The Photographer Continues to Explore Storytelling With Video

Leading up to the Paul Insect exhibit over at Venice’s Post No Bills gallery, photographer Carlos Gonzalez continued to challenge his visual skills by creating a video to impart a visual narrative, a psychological grounding to the physical process of the artist preparing for the show. The discovery of what it takes to create the show and the prints that were to sold inspired Carlos to tell the story in a new way, using video more than he has before.

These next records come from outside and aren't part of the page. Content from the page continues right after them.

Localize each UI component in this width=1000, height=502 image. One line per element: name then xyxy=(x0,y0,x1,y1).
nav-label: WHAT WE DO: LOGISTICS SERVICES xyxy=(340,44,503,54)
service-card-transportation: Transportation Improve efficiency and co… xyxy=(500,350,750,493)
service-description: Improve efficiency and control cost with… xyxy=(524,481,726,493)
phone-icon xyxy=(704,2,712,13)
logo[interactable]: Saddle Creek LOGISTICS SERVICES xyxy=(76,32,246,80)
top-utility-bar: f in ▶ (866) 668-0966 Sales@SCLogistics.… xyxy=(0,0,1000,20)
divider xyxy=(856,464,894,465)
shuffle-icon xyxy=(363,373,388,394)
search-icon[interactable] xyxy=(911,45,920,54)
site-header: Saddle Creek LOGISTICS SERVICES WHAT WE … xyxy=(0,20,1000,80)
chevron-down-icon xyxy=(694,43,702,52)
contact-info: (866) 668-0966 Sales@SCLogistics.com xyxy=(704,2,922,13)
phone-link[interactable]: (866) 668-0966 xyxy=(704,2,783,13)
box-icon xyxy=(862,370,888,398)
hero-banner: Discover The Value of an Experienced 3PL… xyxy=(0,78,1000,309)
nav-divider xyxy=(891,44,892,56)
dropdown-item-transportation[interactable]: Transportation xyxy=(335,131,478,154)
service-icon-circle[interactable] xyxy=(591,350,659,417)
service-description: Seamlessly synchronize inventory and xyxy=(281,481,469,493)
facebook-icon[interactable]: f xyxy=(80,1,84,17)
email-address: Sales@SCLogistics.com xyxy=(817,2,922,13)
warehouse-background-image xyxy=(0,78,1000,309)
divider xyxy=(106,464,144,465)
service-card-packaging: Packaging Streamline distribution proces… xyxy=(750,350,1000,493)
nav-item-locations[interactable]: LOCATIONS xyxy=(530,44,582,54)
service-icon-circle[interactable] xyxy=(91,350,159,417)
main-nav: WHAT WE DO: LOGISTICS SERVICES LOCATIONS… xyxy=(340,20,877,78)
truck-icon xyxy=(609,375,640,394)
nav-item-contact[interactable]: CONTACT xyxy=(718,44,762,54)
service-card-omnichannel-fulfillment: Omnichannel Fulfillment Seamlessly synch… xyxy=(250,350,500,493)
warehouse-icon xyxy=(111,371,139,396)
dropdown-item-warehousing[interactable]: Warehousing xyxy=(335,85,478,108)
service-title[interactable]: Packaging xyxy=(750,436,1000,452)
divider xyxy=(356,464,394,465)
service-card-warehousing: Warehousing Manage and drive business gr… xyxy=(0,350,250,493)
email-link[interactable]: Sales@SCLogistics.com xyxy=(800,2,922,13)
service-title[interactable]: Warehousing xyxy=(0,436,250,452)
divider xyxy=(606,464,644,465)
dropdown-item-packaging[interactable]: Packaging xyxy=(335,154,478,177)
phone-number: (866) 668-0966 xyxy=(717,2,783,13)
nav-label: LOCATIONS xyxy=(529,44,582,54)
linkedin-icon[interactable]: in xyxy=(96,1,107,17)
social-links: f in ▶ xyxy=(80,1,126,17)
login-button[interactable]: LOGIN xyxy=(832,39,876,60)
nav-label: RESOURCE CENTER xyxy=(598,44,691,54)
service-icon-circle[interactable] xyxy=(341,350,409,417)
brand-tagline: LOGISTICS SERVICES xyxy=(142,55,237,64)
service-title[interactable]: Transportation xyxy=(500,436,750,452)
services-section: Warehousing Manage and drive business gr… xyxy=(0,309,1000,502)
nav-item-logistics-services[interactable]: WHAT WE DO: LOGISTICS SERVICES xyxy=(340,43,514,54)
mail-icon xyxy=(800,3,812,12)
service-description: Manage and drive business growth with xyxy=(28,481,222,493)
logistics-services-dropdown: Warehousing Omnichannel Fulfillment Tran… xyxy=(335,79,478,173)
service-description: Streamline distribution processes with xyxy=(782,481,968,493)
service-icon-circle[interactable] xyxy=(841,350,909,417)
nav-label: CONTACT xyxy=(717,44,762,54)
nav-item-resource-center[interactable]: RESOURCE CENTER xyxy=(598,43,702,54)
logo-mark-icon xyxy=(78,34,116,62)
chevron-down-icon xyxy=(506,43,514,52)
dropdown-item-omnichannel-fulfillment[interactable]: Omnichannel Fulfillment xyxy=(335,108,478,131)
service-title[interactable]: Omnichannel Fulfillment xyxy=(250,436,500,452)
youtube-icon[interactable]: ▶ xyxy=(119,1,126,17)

Careful observation of movement, pattern, subtleties of technique – all underlaid with a sophistication in audio selections – reveals a talent in the storyteller that keeps unfolding before our eyes even as he endeavors to tell us about Paul Insect the artist and the Ramon De Larosa, the print master. As De Larosa mans the 2oo year old machine to create pieces for the U.K. based artist, bobbing and rolling and pulling and pressing play out as dance over a bed of electronic music and mechanical beats,  succinctly merging two centuries into one.

And in this newest video the screen printing process is explained in 80 seconds to the quick cuts and fluttering drum meter of a motor city inflected rockabilly beat as De Larosa gently applies rich patches of color to a new Insect portrait. It feels like we are all learning at one time – artist, master, videographer, observer.